例えば、あるかたちがあって、それらの接続関係、位置関係の操作だけで多様な空間がつくれればいいと思う。建築はかたちとそれらの位置関係だけで大きく異なる質をもつ、そういったあたりまえのようなことをできるだけ単純な状態で考えようとした。私は空間同士の位相に着目することで、建築の質を決める容器的性格からひとつの設計手法を捉えようとした。

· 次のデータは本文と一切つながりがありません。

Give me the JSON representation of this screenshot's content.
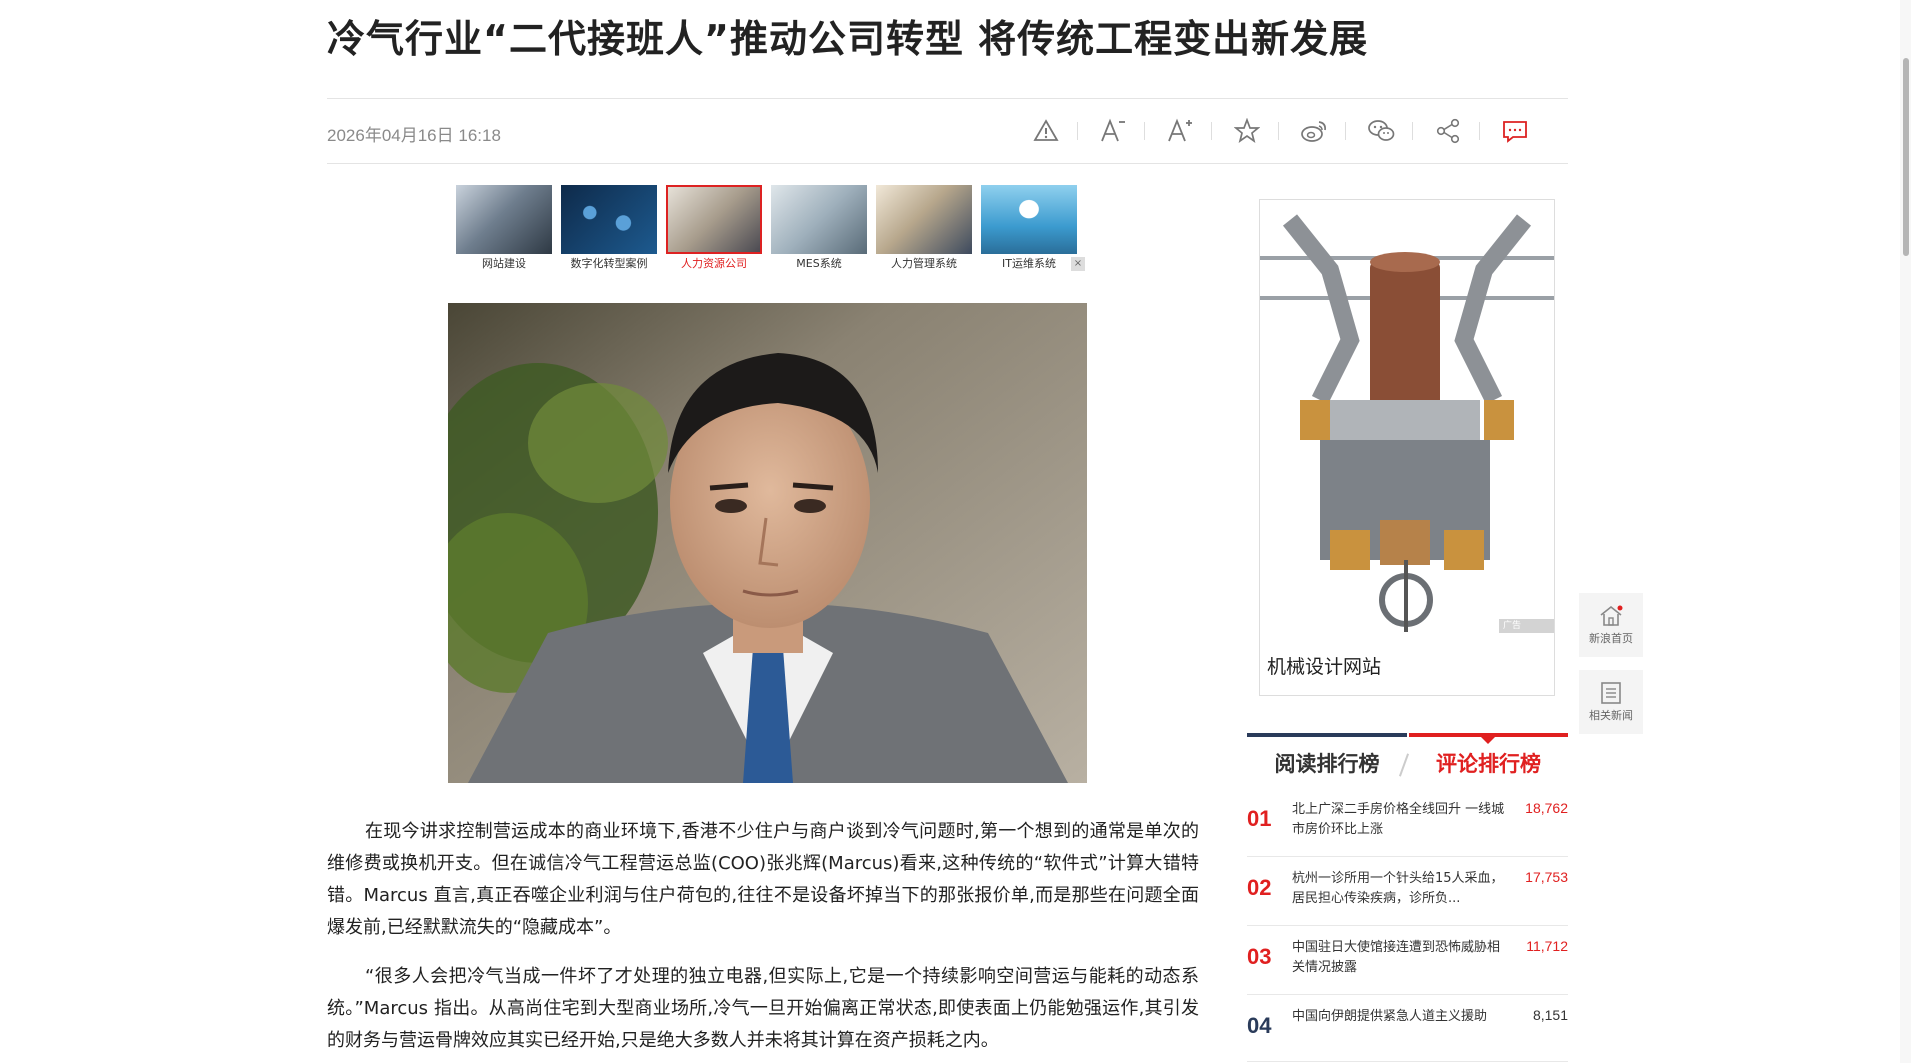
{
  "article": {
    "title": "冷气行业“二代接班人”推动公司转型 将传统工程变出新发展",
    "date": "2026年04月16日 16:18",
    "paragraphs": [
      "在现今讲求控制营运成本的商业环境下,香港不少住户与商户谈到冷气问题时,第一个想到的通常是单次的维修费或换机开支。但在诚信冷气工程营运总监(COO)张兆辉(Marcus)看来,这种传统的“软件式”计算大错特错。Marcus 直言,真正吞噬企业利润与住户荷包的,往往不是设备坏掉当下的那张报价单,而是那些在问题全面爆发前,已经默默流失的“隐藏成本”。",
      "“很多人会把冷气当成一件坏了才处理的独立电器,但实际上,它是一个持续影响空间营运与能耗的动态系统。”Marcus 指出。从高尚住宅到大型商业场所,冷气一旦开始偏离正常状态,即使表面上仍能勉强运作,其引发的财务与营运骨牌效应其实已经开始,只是绝大多数人并未将其计算在资产损耗之内。"
    ]
  },
  "toolbar": {
    "icons": [
      "report-icon",
      "font-decrease-icon",
      "font-increase-icon",
      "favorite-icon",
      "weibo-icon",
      "wechat-icon",
      "share-icon",
      "comment-icon"
    ]
  },
  "ad_strip": {
    "items": [
      {
        "label": "网站建设",
        "selected": false
      },
      {
        "label": "数字化转型案例",
        "selected": false
      },
      {
        "label": "人力资源公司",
        "selected": true
      },
      {
        "label": "MES系统",
        "selected": false
      },
      {
        "label": "人力管理系统",
        "selected": false
      },
      {
        "label": "IT运维系统",
        "selected": false
      }
    ],
    "close": "×"
  },
  "side_ad": {
    "caption": "机械设计网站",
    "tag": "广告"
  },
  "ranking": {
    "tabs": [
      "阅读排行榜",
      "评论排行榜"
    ],
    "active_tab": 1,
    "accent_color": "#e02020",
    "dark_color": "#2a3b5a",
    "items": [
      {
        "num": "01",
        "title": "北上广深二手房价格全线回升 一线城市房价环比上涨",
        "count": "18,762"
      },
      {
        "num": "02",
        "title": "杭州一诊所用一个针头给15人采血，居民担心传染疾病，诊所负...",
        "count": "17,753"
      },
      {
        "num": "03",
        "title": "中国驻日大使馆接连遭到恐怖威胁相关情况披露",
        "count": "11,712"
      },
      {
        "num": "04",
        "title": "中国向伊朗提供紧急人道主义援助",
        "count": "8,151"
      }
    ]
  },
  "side_nav": {
    "home": "新浪首页",
    "related": "相关新闻"
  }
}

本研究ではそのようなことを、都市空間と建築との関係において試みている。ここでは、都市空間全域に渡った空間の予測ではなく、生成過程に着目した。都市空間は独立した建設行為によって連続的に形作られ、個別散在的に展開されている。都市とは多様な活動の集積だけど、周辺環境と関係をもたない単独の建設行為や、ただの空地にしかみえない公開空地をつくるのではなく、さまざまなスケールのスペースをどのように展開できるか、生成過程として考えた。
都市建築の“図と地”の関係から導いた「変位」「反転」「重合」といったカテゴリーは図形相互の位置、つながり方などを連続的に変形させて形をつくるものである。このような図形の位相幾何学的性質に着目した建築を段階的に築くことで、多様な都市・建築の在り方への設計手法の提案をしている。